さらに、データベース レプリカで優先度の高いジョブを実行すると、タイムラグが発生していました。繰り返し発生する問題を修正してデバッグするためだけに、スプリントで多くの時間を費やしていました。積極的な製品開発の目標を達成するには、より適切に設計された、柔軟性の高いソリューションを見つけるために迅速に行動する必要がありました。

スピードとスケーリングを実現するクラウドの選択

スケーラビリティと容量の問題を抱える中、クラウド サービスに目を向け、マネージド サービスが必要だと認識するようになりました。まず、データストアで使用するソリューションとして BigQuery を採用しました。6 か月以上経過したクール ストレージでは、BigQuery からデータを読み取るようにして、ホット データストアに保存する量を減らしました。

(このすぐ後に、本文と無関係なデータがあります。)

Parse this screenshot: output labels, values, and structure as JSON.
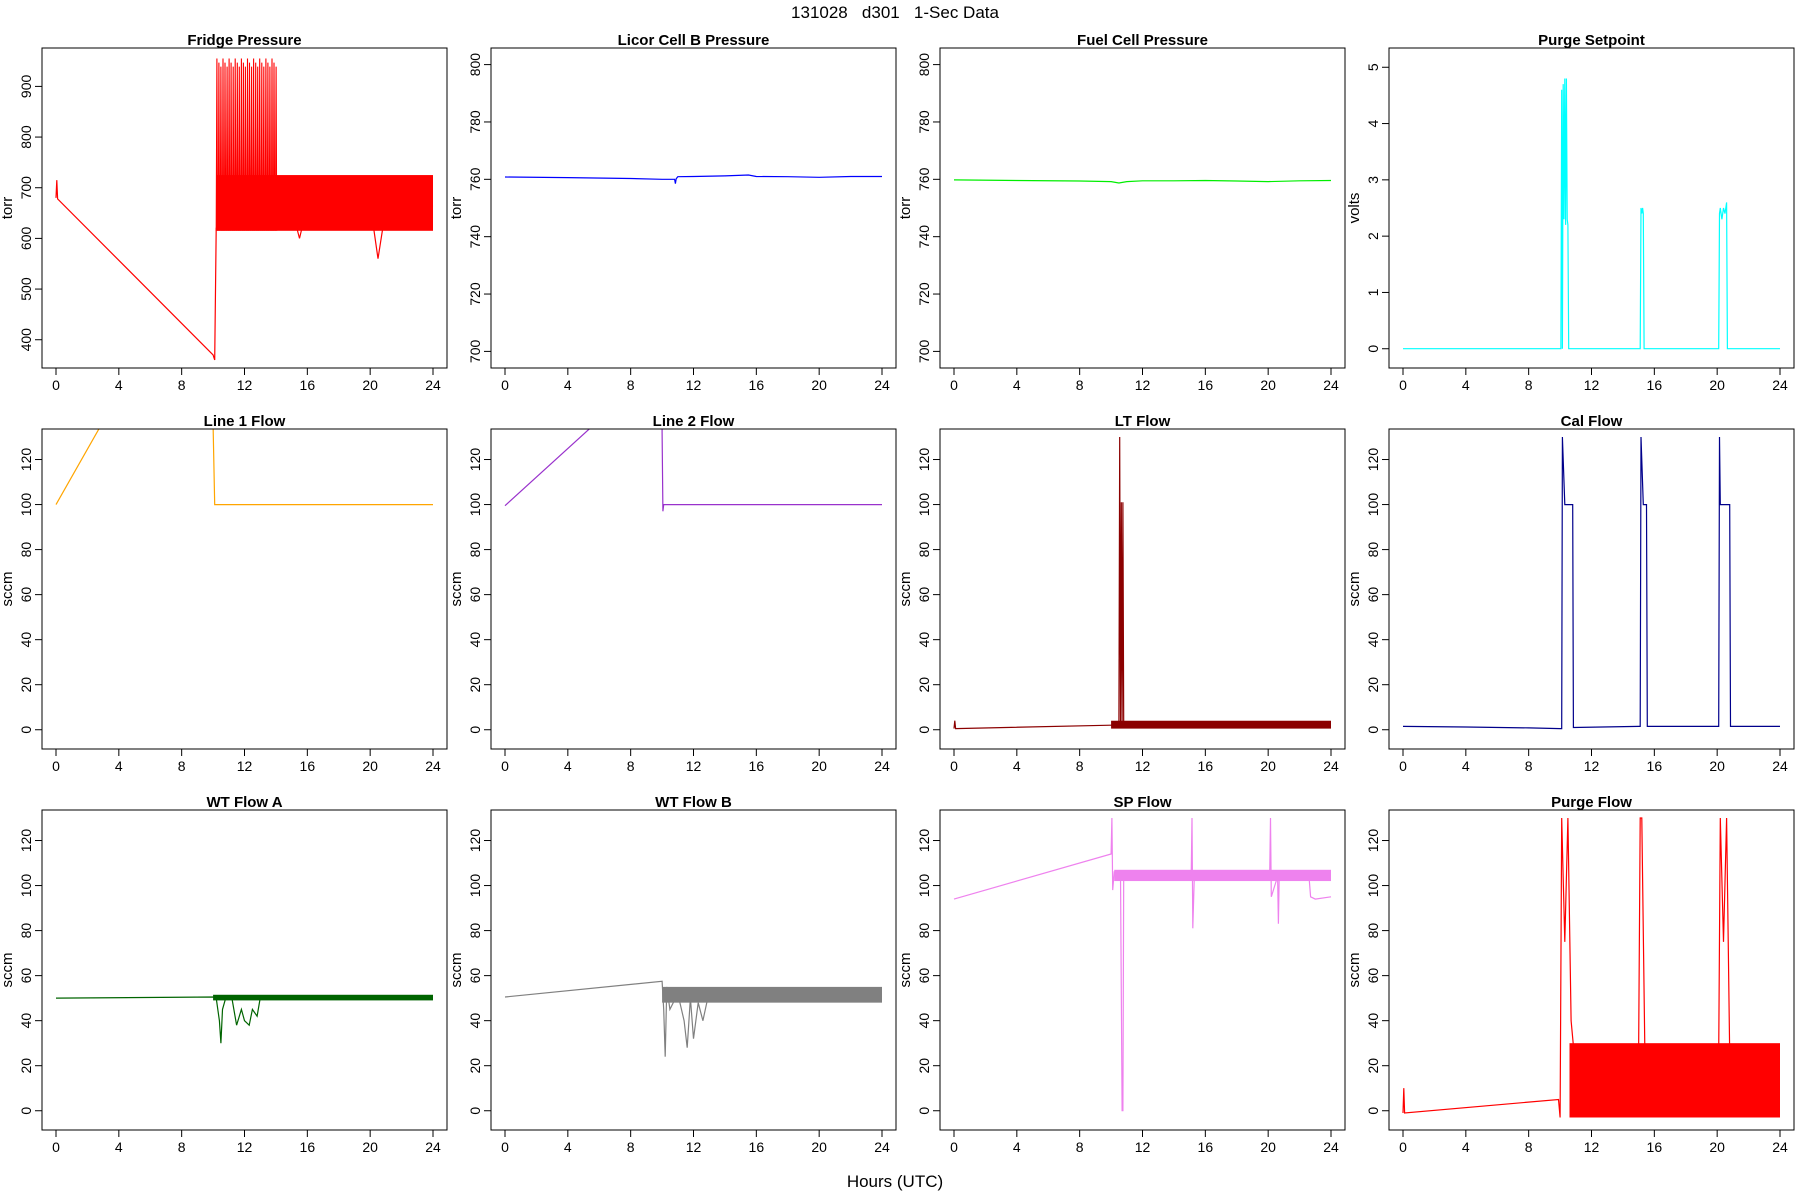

ただし、クエリ単位の課金モデルは当社の開発データベースには適さなかったため、Google Cloud のデータベース サービスを検討しました。まず、データベースで実行するデータのアクセス パターンを把握することから始め、リレーショナルである必要はないことに気づきました。データには定義されたスキーマはありませんでしたが、低レイテンシと高スケーラビリティが必要でした。また、この新しいソリューションに移行するデータが数十テラバイトありました。そして、水平方向のスケーラビリティ、読み取り速度容量の拡張、スケーリングを阻止するディスクではなく必要なだけスケーリングできるディスクといったニーズを満たすには、Cloud Bigtable が最良のオプションであることがわかりました。こうして可能な限り多くの SmartThermostat にスケーリングして、そのデータをすべて処理できるようになりました。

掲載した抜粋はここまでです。